06:07 - Ecoutez, pour être très clair avec vous, j'avais le ministre quelques heures avant les annonces... - Le ministre du logement. - Le ministre du logement, bien sûr, Olivier Klein.
06:13 Et nous lui avons fait comprendre à plusieurs fédérations que nous nous attendions mieux que ce qui devait être annoncé initialement, si j'ai bonne mémoire, le 9 mai.
06:21 - Et donc, c'est-à-dire, vous savez, ce qui devait être annoncé le 9 mai ? - Il nous l'a un petit peu annoncé quelques jours avant, quand même, pour avoir la réaction des fédérations.
06:27 - Et ça vous convient pas ? Qu'est-ce que c'est ? - C'était creux, franchement. - Il n'y avait pas grand-chose ? - Non.

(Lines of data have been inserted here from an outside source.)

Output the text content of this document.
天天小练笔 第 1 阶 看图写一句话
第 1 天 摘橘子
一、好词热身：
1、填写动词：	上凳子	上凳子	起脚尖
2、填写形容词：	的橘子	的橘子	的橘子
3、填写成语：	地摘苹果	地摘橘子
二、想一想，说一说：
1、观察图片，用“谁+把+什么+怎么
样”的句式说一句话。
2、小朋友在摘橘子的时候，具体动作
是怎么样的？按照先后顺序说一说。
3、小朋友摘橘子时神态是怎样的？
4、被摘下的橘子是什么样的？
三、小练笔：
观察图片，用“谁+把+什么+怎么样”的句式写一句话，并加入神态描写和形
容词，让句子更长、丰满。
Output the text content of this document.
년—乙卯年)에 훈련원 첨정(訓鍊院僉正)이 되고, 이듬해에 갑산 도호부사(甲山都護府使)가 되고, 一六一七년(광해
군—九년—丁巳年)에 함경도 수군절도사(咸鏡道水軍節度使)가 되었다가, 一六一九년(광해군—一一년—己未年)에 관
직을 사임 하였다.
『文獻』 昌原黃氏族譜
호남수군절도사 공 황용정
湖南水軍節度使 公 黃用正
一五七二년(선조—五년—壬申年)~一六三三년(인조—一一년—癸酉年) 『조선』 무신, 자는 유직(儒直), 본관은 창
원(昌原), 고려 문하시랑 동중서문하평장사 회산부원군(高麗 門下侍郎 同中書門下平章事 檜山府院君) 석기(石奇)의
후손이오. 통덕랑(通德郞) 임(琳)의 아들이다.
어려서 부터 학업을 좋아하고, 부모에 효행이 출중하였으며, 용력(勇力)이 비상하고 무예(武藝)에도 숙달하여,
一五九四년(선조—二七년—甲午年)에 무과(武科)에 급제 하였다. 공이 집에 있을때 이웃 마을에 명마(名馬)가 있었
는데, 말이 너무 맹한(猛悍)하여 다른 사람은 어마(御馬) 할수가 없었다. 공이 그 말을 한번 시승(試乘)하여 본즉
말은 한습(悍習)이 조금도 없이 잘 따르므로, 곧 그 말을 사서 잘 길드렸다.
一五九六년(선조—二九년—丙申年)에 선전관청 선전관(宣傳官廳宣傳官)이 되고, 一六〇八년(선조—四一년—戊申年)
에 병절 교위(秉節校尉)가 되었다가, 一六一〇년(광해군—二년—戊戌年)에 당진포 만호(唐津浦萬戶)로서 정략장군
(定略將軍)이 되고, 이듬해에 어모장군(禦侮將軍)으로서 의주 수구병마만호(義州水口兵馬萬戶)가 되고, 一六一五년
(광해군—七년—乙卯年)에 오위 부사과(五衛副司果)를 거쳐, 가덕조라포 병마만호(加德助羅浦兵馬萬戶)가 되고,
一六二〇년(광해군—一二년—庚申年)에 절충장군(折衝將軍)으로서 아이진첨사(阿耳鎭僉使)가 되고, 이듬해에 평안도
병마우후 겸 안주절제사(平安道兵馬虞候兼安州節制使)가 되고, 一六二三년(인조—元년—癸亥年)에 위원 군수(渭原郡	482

06:32 Ils n'ont pas pris, à ce moment-là... Je pense que l'État n'avait pas pris la conscience, n'avait pas pris la mesure, plus exactement, de ce qui se passe chez nous.
06:40 Donc on a demandé auprès d'Olivier Klein de dire que ces mesures étaient totalement insuffisantes. Donc il a retravaillé la copie avec ses équipes.
06:48 Et j'espère, le 5 juin, comme vous l'avez dit, avoir des mesures quand même... - Alors, une seule mesure concrète que vous pouvez espérer, rapidement ?
06:57 - Alors, il y en a une qui était formidable, c'était sous M. Balladur, en 93. - Non, mais une que vous attendez, là, pour le 5 juin ?
07:03 - C'est celle-là. Il y avait une mesure très simple, en 93, qui a bien marché. On avait exonéré de droits de succession ou de droits de donation les achats immobiliers, neuf,
07:17 pour les résidences principales de l'occupant, c'est-à-dire soit l'investisseur qui louait un locataire en résidence principale ou soit un propriétaire occupant.
07:24 Et ça avait relancé une dynamique. C'est une mesure qui coûte rien, puisque ça rend tout de suite 20% de TVA et les droits de succession, c'est normalement beaucoup plus tard.
07:34 - Merci beaucoup, Pascal Boulanger, qui attend donc des annonces le 5 juin, président de la Fédération des Promoteurs Immobiliers, invité Echo de France Info ce soir.